Par ordonnance en date du 5 octobre 2021, le conseiller de la mise en état a ordonné la radiation de l’affaire du rôle en raison de la non-exécution par l’appelant de la décision de première instance.
Par ordonnance en date du 20 juin 2023, le conseiller de la mise en état a ordonné la réinscription de l’affaire au rôle à la suite de l’exécution de la décision de première instance par l’appelant.
EXPOSÉ DES PRÉTENTIONS DES PARTIES
Dans ses conclusions notifiées par voie électronique le 27 avril 2021, M. [I] [C] demande à la cour de :
Constater que M. [I] [C] a régulièrement exécuté les travaux conformément au devis du 3 mai 2019 ;
Constater que le non-respect du délai de réalisation des travaux incombe également aux intimés ;
Constater que l’inexécution suffisamment grave du contrat n’est pas caractérisée ;
Constater que les consorts [U] ont poursuivi la résolution du contrat sans mettre en demeure M. [I] [C] conformément aux dispositions légales ;
Constater qu’il n’est pas rapporté la preuve d’un dommage, d’une faute contractuelle et d’un lien de causalité entre le dommage et la faute ;
Dire que la responsabilité de M. [I] [C] ne peut donc être mise en 'uvre ;
Infirmer le jugement du 13 novembre 2020 rendu par le tribunal judiciaire de Paris.

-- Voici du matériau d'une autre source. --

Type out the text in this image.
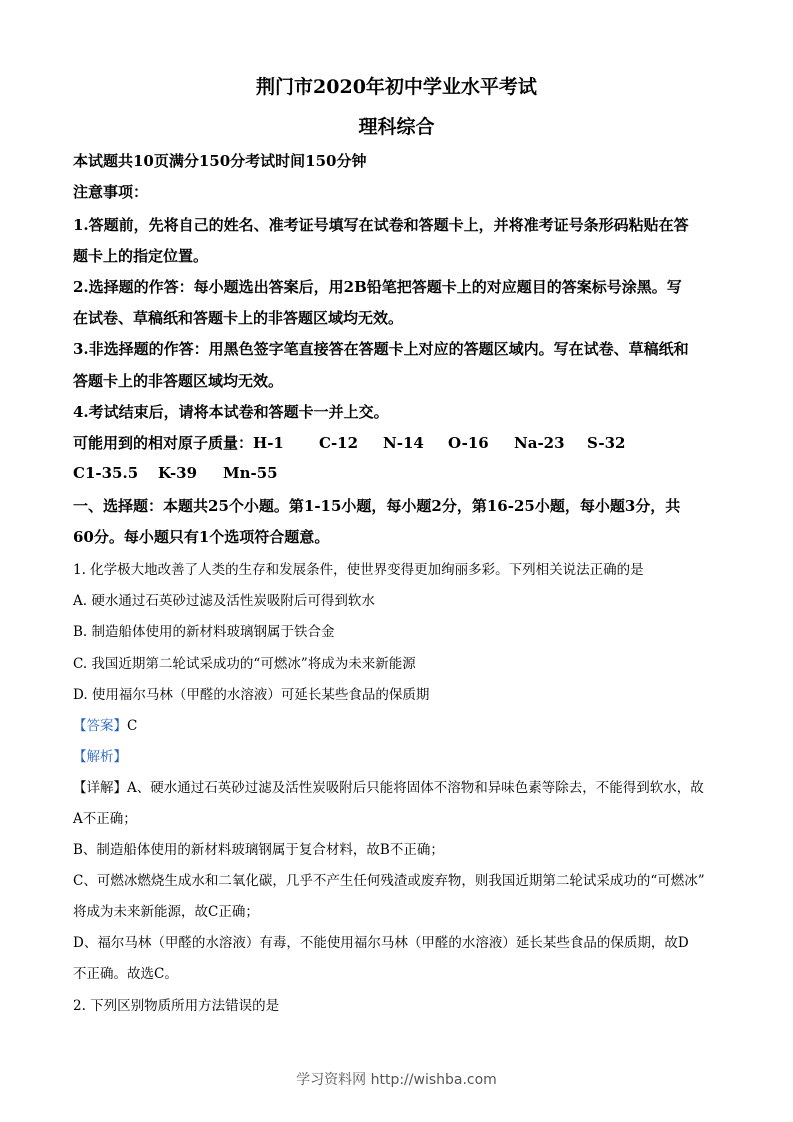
荆门市2020年初中学业水平考试
理科综合
本试题共10页满分150分考试时间150分钟
注意事项：
1.答题前，先将自己的姓名、准考证号填写在试卷和答题卡上，并将准考证号条形码粘贴在答
题卡上的指定位置。
2.选择题的作答：每小题选出答案后，用2B铅笔把答题卡上的对应题目的答案标号涂黑。写
在试卷、草稿纸和答题卡上的非答题区域均无效。
3.非选择题的作答：用黑色签字笔直接答在答题卡上对应的答题区域内。写在试卷、草稿纸和
答题卡上的非答题区域均无效。
4.考试结束后，请将本试卷和答题卡一并上交。
可能用到的相对原子质量：H-1 C-12 N-14 O-16 Na-23 S-32
C1-35.5 K-39 Mn-55
一、选择题：本题共25个小题。第1-15小题，每小题2分，第16-25小题，每小题3分，共
60分。每小题只有1个选项符合题意。
1. 化学极大地改善了人类的生存和发展条件，使世界变得更加绚丽多彩。下列相关说法正确的是
A. 硬水通过石英砂过滤及活性炭吸附后可得到软水
B. 制造船体使用的新材料玻璃钢属于铁合金
C. 我国近期第二轮试采成功的“可燃冰”将成为未来新能源
D. 使用福尔马林（甲醛的水溶液）可延长某些食品的保质期
【答案】C
【解析】
【详解】A、硬水通过石英砂过滤及活性炭吸附后只能将固体不溶物和异味色素等除去，不能得到软水，故
A不正确；
B、制造船体使用的新材料玻璃钢属于复合材料，故B不正确；
C、可燃冰燃烧生成水和二氧化碳，几乎不产生任何残渣或废弃物，则我国近期第二轮试采成功的“可燃冰”
将成为未来新能源，故C正确；
D、福尔马林（甲醛的水溶液）有毒，不能使用福尔马林（甲醛的水溶液）延长某些食品的保质期，故D
不正确。故选C。
2. 下列区别物质所用方法错误的是
学习资料网 http://wishba.com
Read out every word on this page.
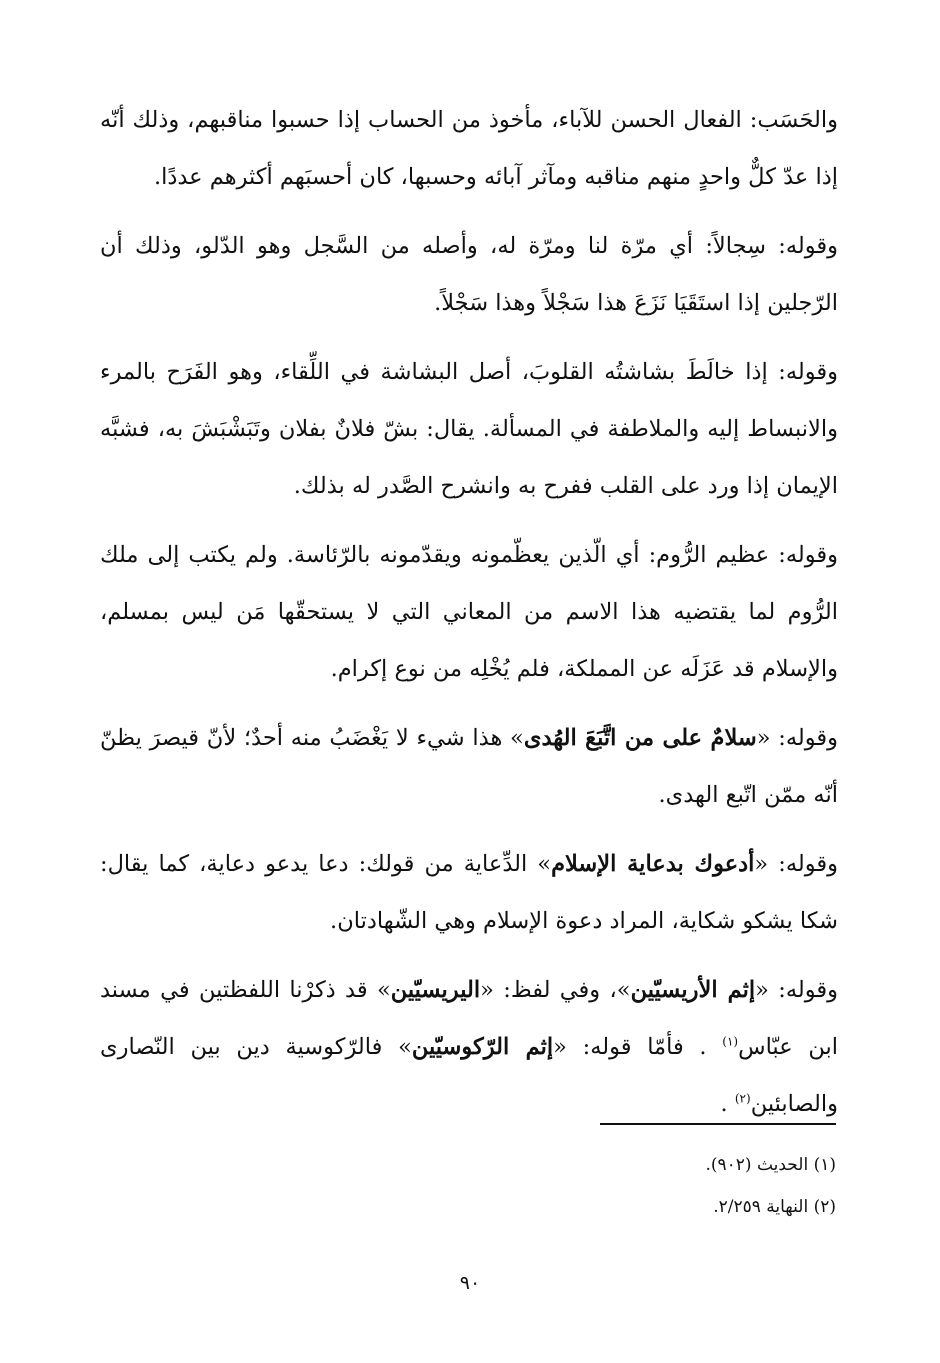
والحَسَب: الفعال الحسن للآباء، مأخوذ من الحساب إذا حسبوا مناقبهم، وذلك أنّه إذا عدّ كلٌّ واحدٍ منهم مناقبه ومآثر آبائه وحسبها، كان أحسبَهم أكثرهم عددًا.

وقوله: سِجالاً: أي مرّة لنا ومرّة له، وأصله من السَّجل وهو الدّلو، وذلك أن الرّجلين إذا استَقَيَا نَزَعَ هذا سَجْلاً وهذا سَجْلاً.

وقوله: إذا خالَطَ بشاشتُه القلوبَ، أصل البشاشة في اللِّقاء، وهو الفَرَح بالمرء والانبساط إليه والملاطفة في المسألة. يقال: بشّ فلانٌ بفلان وتَبَشْبَشَ به، فشبَّه الإيمان إذا ورد على القلب ففرح به وانشرح الصَّدر له بذلك.

وقوله: عظيم الرُّوم: أي الّذين يعظّمونه ويقدّمونه بالرّئاسة. ولم يكتب إلى ملك الرُّوم لما يقتضيه هذا الاسم من المعاني التي لا يستحقّها مَن ليس بمسلم، والإسلام قد عَزَلَه عن المملكة، فلم يُخْلِه من نوع إكرام.

وقوله: «سلامٌ على من اتَّبَعَ الهُدى» هذا شيء لا يَغْضَبُ منه أحدٌ؛ لأنّ قيصرَ يظنّ أنّه ممّن اتّبع الهدى.

وقوله: «أدعوك بدعاية الإسلام» الدِّعاية من قولك: دعا يدعو دعاية، كما يقال: شكا يشكو شكاية، المراد دعوة الإسلام وهي الشّهادتان.

وقوله: «إثم الأريسيّين»، وفي لفظ: «اليريسيّين» قد ذكرْنا اللفظتين في مسند ابن عبّاس$^{(١)}$ . فأمّا قوله: «إثم الرّكوسيّين» فالرّكوسية دين بين النّصارى والصابئين$^{(٢)}$ .

(١) الحديث (٩٠٢).

(٢) النهاية ٢/٢٥٩.

٩٠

Dans ses conclusions notifiées par voie électronique le 23 août 2021, la société Ergo demande à la cour de :
Confirmer le jugement en ce qu’il a rejeté la demande à l’encontre de société Ergo au titre du contrat RC ;
Infirmer le jugement en ce qu’il a condamné la société Ergo in solidum avec M. [I] [C] ;
Et statuant à nouveau,
Rejeter toutes les demandes à l’encontre de la société Ergo ;
A défaut,
Ramener les demandes au titre des dommages matériels et immatériels à de plus justes proportions ;
Rejeter les demandes au titre des intérêts à dater de la mise en demeure ;
Dire en toute hypothèse que la responsabilité de M. [I] [C] ne peut être retenue sur le fondement des articles 1792 et suivants du code civil ;
Dire en conséquence que la société Ergo est fondée à opposer les franchises prévues au contrat, soit 2 000 euros par sinistre, lesquels sont aussi nombreux que les malfaçons invoquées ;
Infirmer en conséquence le jugement entrepris en ce qu’il a d’une part jugé que la société Ergo ne pouvait pas opposer la franchise au tiers lésé et qu’en toute hypothèse, il s’agissait d’une seule franchise ;
Infirmer en conséquence le jugement de plus fort, le cumul des franchises étant supérieur aux dommages et inachèvements invoqués ;
Et statuant à nouveau,
Rejeter toutes les demandes, les franchises applicables étant supérieures aux montants des demandes,
En tout état de cause,
Condamner tout succombant à verser à la société Ergo la somme de 2 000 euros au titre de l’article 700 du code de procédure civile ainsi que les dépens dont distraction au profit de la société Grappotte-Benetreau en application de l’article 699 du code de procédure civile.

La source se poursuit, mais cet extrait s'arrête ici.